In our travels we have visited George Washington's Mount Vernon, John Adams home in Quincy, Mass, Thomas Jefferson's Monticello, James Polk's home and Abraham Lincoln's home in Springfield, MO. We have walked the battlegrounds of Antietem, Gettysburg, Shiloh, Brices Crossroads, Vicksburg, Chickamauga, and many others whose names have escaped me right now. We have seen coins being minted in Philadelphia and paper money printed in Washington DC. We have spent hours doing the Junior Ranger programs at the above mentioned places and many more. We spent 3 hours in FordsTheatre and honestly, just walking into that place can give you the chills. When we see anything about Lincolns assination on tv, we remember walking all over that theatre. We loved the Smithsonian Museums in Washington. The National Archives was very exciting....seeing one of the original copies of the Declaration of Independence. The National Art Gallery was unforgetable! I had a class in high school about different artists and one of them was Degas. Now I didn't remember the details of his paintings before hand, but they quickly flooded back to my mind, lets just put it this way, he doesn't paint clothes on people. We didn't linger long there. We toured the capital and the Library of Congress. And really cool, was our visit to the Supreme Court. Court was in session and we got to sit in on about 5 minutes of it. We have seen Niagara Falls, toured Williamsburg, Jamestown, and Yorktown. We have seen Plymouth Rock, Lexington and Concord. We have toured the Gateway to the West Museum in St. Louis, eaten fresh cheese curds and cherries in Wisconsin (yummy to both) and enjoyed almost every minute of our journeys. I say almost because we did do way too much on our first Wash. DC trip and ended up exhausted and with bad leg cramps. You can and cram too much into a trip.

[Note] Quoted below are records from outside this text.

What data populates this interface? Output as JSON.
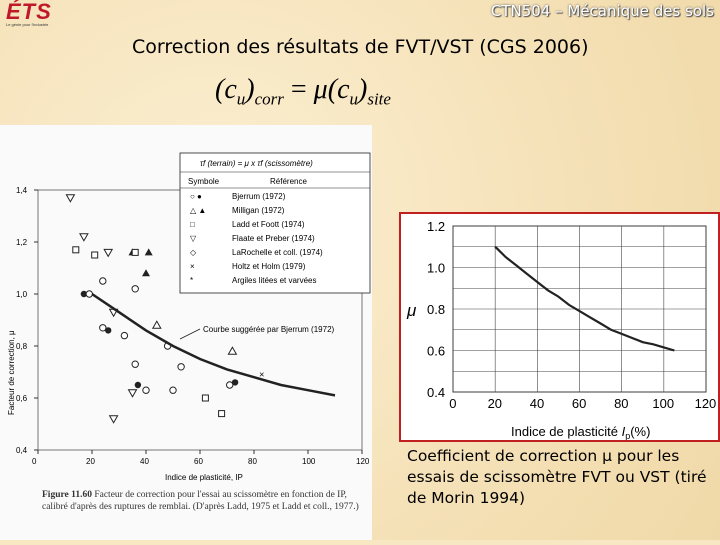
{
  "header": {
    "logo_text": "ÉTS",
    "logo_sub": "Le génie pour l'industrie",
    "course_title": "CTN504 – Mécanique des sols"
  },
  "slide": {
    "title": "Correction des résultats de FVT/VST (CGS 2006)",
    "formula": {
      "lhs_var": "c",
      "lhs_sub": "u",
      "lhs_index": "corr",
      "mu": "μ",
      "rhs_var": "c",
      "rhs_sub": "u",
      "rhs_index": "site",
      "equals": "="
    },
    "caption": "Coefficient de correction μ pour les essais de scissomètre FVT ou VST (tiré de Morin 1994)"
  },
  "scan": {
    "legend_header": "τf (terrain) = μ x τf (scissomètre)",
    "legend_col_symbol": "Symbole",
    "legend_col_ref": "Référence",
    "legend_refs": [
      "Bjerrum (1972)",
      "Milligan (1972)",
      "Ladd et Foott (1974)",
      "Flaate et Preber (1974)",
      "LaRochelle et coll. (1974)",
      "Holtz et Holm (1979)",
      "Argiles litées et varvées"
    ],
    "curve_label": "Courbe suggérée par Bjerrum (1972)",
    "figure_caption_bold": "Figure 11.60",
    "figure_caption": "Facteur de correction pour l'essai au scissomètre en fonction de IP, calibré d'après des ruptures de remblai. (D'après Ladd, 1975 et Ladd et coll., 1977.)",
    "ylabel": "Facteur de correction, μ",
    "xlabel": "Indice de plasticité, IP"
  },
  "chart_data": [
    {
      "type": "scatter",
      "title": "",
      "xlabel": "Indice de plasticité, IP",
      "ylabel": "Facteur de correction, μ",
      "xlim": [
        0,
        120
      ],
      "ylim": [
        0.4,
        1.4
      ],
      "xticks": [
        0,
        20,
        40,
        60,
        80,
        100,
        120
      ],
      "yticks": [
        0.4,
        0.6,
        0.8,
        1.0,
        1.2,
        1.4
      ],
      "ytick_labels": [
        "0,4",
        "0,6",
        "0,8",
        "1,0",
        "1,2",
        "1,4"
      ],
      "curve": {
        "x": [
          20,
          30,
          40,
          50,
          60,
          70,
          80,
          90,
          100,
          110
        ],
        "y": [
          1.0,
          0.93,
          0.86,
          0.8,
          0.75,
          0.71,
          0.68,
          0.65,
          0.63,
          0.61
        ]
      },
      "points": [
        {
          "x": 12,
          "y": 1.37,
          "m": "tri-down-open"
        },
        {
          "x": 17,
          "y": 1.22,
          "m": "tri-down-open"
        },
        {
          "x": 14,
          "y": 1.17,
          "m": "square-open"
        },
        {
          "x": 21,
          "y": 1.15,
          "m": "square-open"
        },
        {
          "x": 26,
          "y": 1.16,
          "m": "tri-down-open"
        },
        {
          "x": 17,
          "y": 1.0,
          "m": "circle-filled"
        },
        {
          "x": 19,
          "y": 1.0,
          "m": "circle-open"
        },
        {
          "x": 24,
          "y": 1.05,
          "m": "circle-open"
        },
        {
          "x": 36,
          "y": 1.02,
          "m": "circle-open"
        },
        {
          "x": 40,
          "y": 1.08,
          "m": "tri-filled"
        },
        {
          "x": 35,
          "y": 1.16,
          "m": "tri-filled"
        },
        {
          "x": 41,
          "y": 1.16,
          "m": "tri-filled"
        },
        {
          "x": 36,
          "y": 1.16,
          "m": "square-open"
        },
        {
          "x": 28,
          "y": 0.93,
          "m": "tri-down-open"
        },
        {
          "x": 24,
          "y": 0.87,
          "m": "circle-open"
        },
        {
          "x": 26,
          "y": 0.86,
          "m": "circle-filled"
        },
        {
          "x": 32,
          "y": 0.84,
          "m": "circle-open"
        },
        {
          "x": 36,
          "y": 0.73,
          "m": "circle-open"
        },
        {
          "x": 44,
          "y": 0.88,
          "m": "tri-open"
        },
        {
          "x": 48,
          "y": 0.8,
          "m": "circle-open"
        },
        {
          "x": 53,
          "y": 0.72,
          "m": "circle-open"
        },
        {
          "x": 40,
          "y": 0.63,
          "m": "circle-open"
        },
        {
          "x": 37,
          "y": 0.65,
          "m": "circle-filled"
        },
        {
          "x": 50,
          "y": 0.63,
          "m": "circle-open"
        },
        {
          "x": 62,
          "y": 0.6,
          "m": "square-open"
        },
        {
          "x": 72,
          "y": 0.78,
          "m": "tri-open"
        },
        {
          "x": 73,
          "y": 0.66,
          "m": "circle-filled"
        },
        {
          "x": 71,
          "y": 0.65,
          "m": "circle-open"
        },
        {
          "x": 83,
          "y": 0.69,
          "m": "x"
        },
        {
          "x": 68,
          "y": 0.54,
          "m": "square-open"
        },
        {
          "x": 28,
          "y": 0.52,
          "m": "tri-down-open"
        },
        {
          "x": 35,
          "y": 0.62,
          "m": "tri-down-open"
        }
      ]
    },
    {
      "type": "line",
      "title": "",
      "xlabel": "Indice de plasticité",
      "xlabel_sub": "p",
      "xlabel_unit": "(%)",
      "xlabel_var": "I",
      "ylabel": "μ",
      "xlim": [
        0,
        120
      ],
      "ylim": [
        0.4,
        1.2
      ],
      "xticks": [
        0,
        20,
        40,
        60,
        80,
        100,
        120
      ],
      "yticks": [
        0.4,
        0.6,
        0.8,
        1.0,
        1.2
      ],
      "ytick_labels": [
        "0.4",
        "0.6",
        "0.8",
        "1.0",
        "1.2"
      ],
      "grid": true,
      "x": [
        20,
        25,
        30,
        35,
        40,
        45,
        50,
        55,
        60,
        65,
        70,
        75,
        80,
        85,
        90,
        95,
        100,
        105
      ],
      "y": [
        1.1,
        1.05,
        1.01,
        0.97,
        0.93,
        0.89,
        0.86,
        0.82,
        0.79,
        0.76,
        0.73,
        0.7,
        0.68,
        0.66,
        0.64,
        0.63,
        0.615,
        0.6
      ]
    }
  ],
  "colors": {
    "background": "#f5e1b7",
    "frame": "#c02020",
    "logo": "#c0182b"
  }
}
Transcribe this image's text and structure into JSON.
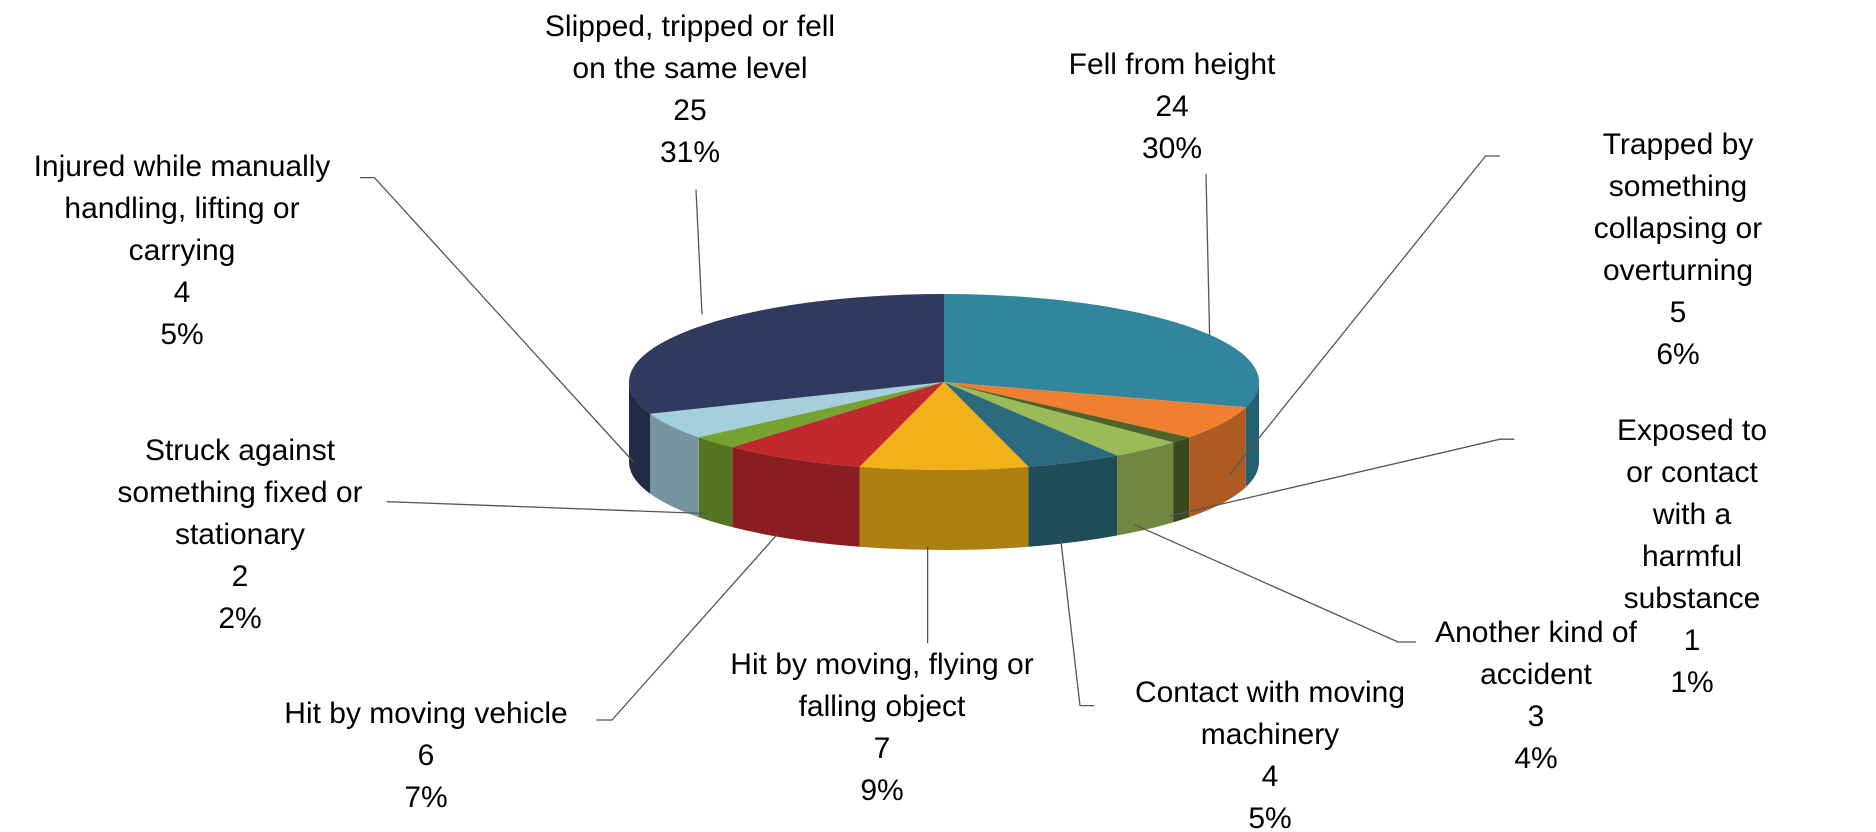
{
  "chart_data": {
    "type": "pie3d",
    "categories": [
      "Fell from height",
      "Trapped by something\ncollapsing or\noverturning",
      "Exposed to or contact\nwith a harmful\nsubstance",
      "Another kind of\naccident",
      "Contact with moving\nmachinery",
      "Hit by moving, flying or\nfalling object",
      "Hit by moving vehicle",
      "Struck against\nsomething fixed or\nstationary",
      "Injured while manually\nhandling, lifting or\ncarrying",
      "Slipped, tripped or fell\non the same level"
    ],
    "values": [
      24,
      5,
      1,
      3,
      4,
      7,
      6,
      2,
      4,
      25
    ],
    "percent_labels": [
      "30%",
      "6%",
      "1%",
      "4%",
      "5%",
      "9%",
      "7%",
      "2%",
      "5%",
      "31%"
    ],
    "colors": [
      "#31859c",
      "#f07f30",
      "#4f6228",
      "#9bbb59",
      "#2b6a7c",
      "#f2b118",
      "#c0282d",
      "#77a22f",
      "#a5cfdc",
      "#2f3a5e"
    ]
  }
}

The kids are now trying to convince Greg that when we study WWII that we should go to the Pearl Harbour Memorial. Hummmmmmmm, sounds good to me, but we can't float the RV across the Pacific Ocean. We would like to do Yellowstone and the Grand Canyon.
This year, the 5 of us are going to an Indian Reservation in Oklahoma on a Mission Trip and we are going to Disney in the fall. Most of our other trips are bonuses with traveling for Gregs work and I don't know what is in the plans for this year with that.
The biggest compliment I could get came 2 weeks ago when Katie and Amy both told me, they wanted to homeschool their own children. That made it all worth while!
I love being with my children, I love experiencing new things with them, I love working with them through problems and finding solutions, I love playing games with them, I love to hear what they learn and research (just because they wondered about something), I love their help on projects. We are a family designed and brought together by God.
I am very thankful for the freedom to homeschool my children!